The unidentified hackers who stole $342,000 Ethereum from South Korean cryptocurrency exchange Upbit last week have started to spread out the funds to several ETH wallet addresses. Some professionals believe the theft was an inside job rather than an external security breach.
The move was brought to public attention by Whale Alert, a Twitter bot that dedicatedly follows large transactions on the blockchains of significant cryptocurrencies. Notably, the Upbit hackers are transferring the stolen Ethereum in small chunks – from 1,000 ETH ($148,380) to 10,000 ETH ($1.48 million) to additional addresses.
The $148,380 worth of Ethereum (1,000 ETH) transaction took place at 7:46 A.M. (UTC).
Around five minutes later, a large transaction containing $1.48 million worth of Ethereum ($10,000) from the same address took place at 7:52 A.M. (UTC).
Various other transactions, including another 10,000 ETH transfer been made by the Upbit hackers.
Whale Alert has reported that approximately 253,000 Ethereum has been moved by the Upbit hackers.
In the first portion, the hackers transferred approximately 200,000 ETH.
In the last twenty-four hours, they moved another 53,000 ETH.
All in all, that amounts to roughly $37.5 mln.

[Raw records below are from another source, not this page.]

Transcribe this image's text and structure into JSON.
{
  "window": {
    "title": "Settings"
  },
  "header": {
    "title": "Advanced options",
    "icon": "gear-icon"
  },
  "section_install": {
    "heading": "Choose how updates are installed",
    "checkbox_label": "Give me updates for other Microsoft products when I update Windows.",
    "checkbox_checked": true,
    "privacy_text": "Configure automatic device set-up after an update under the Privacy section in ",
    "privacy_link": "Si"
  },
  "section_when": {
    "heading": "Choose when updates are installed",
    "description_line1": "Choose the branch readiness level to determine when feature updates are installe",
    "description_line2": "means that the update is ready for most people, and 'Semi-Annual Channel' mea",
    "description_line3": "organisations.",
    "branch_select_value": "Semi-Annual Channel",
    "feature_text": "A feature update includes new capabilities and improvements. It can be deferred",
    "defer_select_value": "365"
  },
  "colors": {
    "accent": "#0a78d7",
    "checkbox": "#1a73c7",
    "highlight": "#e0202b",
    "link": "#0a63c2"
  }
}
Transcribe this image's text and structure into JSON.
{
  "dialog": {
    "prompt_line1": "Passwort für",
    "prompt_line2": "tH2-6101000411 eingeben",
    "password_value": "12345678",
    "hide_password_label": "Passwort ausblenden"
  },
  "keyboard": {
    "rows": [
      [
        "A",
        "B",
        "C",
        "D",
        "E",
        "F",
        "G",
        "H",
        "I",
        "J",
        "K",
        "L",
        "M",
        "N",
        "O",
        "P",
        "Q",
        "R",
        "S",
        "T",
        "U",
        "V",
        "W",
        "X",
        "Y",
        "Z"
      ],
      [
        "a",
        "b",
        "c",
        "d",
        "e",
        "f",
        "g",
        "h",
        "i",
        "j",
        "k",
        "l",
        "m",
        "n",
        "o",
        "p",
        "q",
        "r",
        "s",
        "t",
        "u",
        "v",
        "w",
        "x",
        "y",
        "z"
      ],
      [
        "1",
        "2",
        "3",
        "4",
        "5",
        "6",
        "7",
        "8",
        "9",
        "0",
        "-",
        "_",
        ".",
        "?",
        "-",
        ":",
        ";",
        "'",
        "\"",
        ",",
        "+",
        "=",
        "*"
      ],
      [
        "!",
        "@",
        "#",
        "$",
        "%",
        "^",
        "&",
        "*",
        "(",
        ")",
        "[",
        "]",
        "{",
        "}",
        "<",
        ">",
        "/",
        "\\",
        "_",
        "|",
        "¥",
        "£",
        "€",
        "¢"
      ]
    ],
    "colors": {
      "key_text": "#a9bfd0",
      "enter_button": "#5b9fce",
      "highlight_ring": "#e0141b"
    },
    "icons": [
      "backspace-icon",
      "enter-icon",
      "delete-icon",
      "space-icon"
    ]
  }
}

The unknown hackers could be attempting to spread out the stolen Ethereum in an attempt to avoid the public’s attention and hide the true origin of the funds over the course of various transactions, as multiple cryptocurrency exchanges have promised to freeze the stolen funds if they are deposited on their platforms.
So far, the hackers have transferred small quantities of Ethereum to various trading platforms like Binance and Huobi to see whether the funds would be frozen by the exchanges.
There are various techniques that hackers use to conceal their stolen funds like deploying cryptocurrency mixing services (Tumblers) and creating many wallet addresses to spread out the funds, which may serve as a tactic to attempt and cash out the funds without being identified by law enforcement agencies.
Another cashing out tactic hackers leverage is the use of decentralized cryptocurrency exchanges (DEX). For instance, Cryptopia hackers successfully managed to cash out over $2 million through the EtherDelta decentralized exchange which doesn’t require KYC or anti-money laundering (AML) checks.
Note that these, however, don’t hold sufficient liquidity for the hackers to cash out $342,000 Ethereum, at press time worth $50,851,980.00 million.
It’s important to point out that while spreading out the funds by sending them to various addresses could end up throwing off some, there are blockchain companies that utilize complex tools to trace transactions on a public blockchain like that of Ethereum and law enforcement investigators that specialize in blockchain forensics who are likely already monitoring the transactions of the hackers.
As reported, Upbit hackers have already divided the $50 million worth of stolen coins into four different ETH addresses last week to make following the transactions increasingly difficult.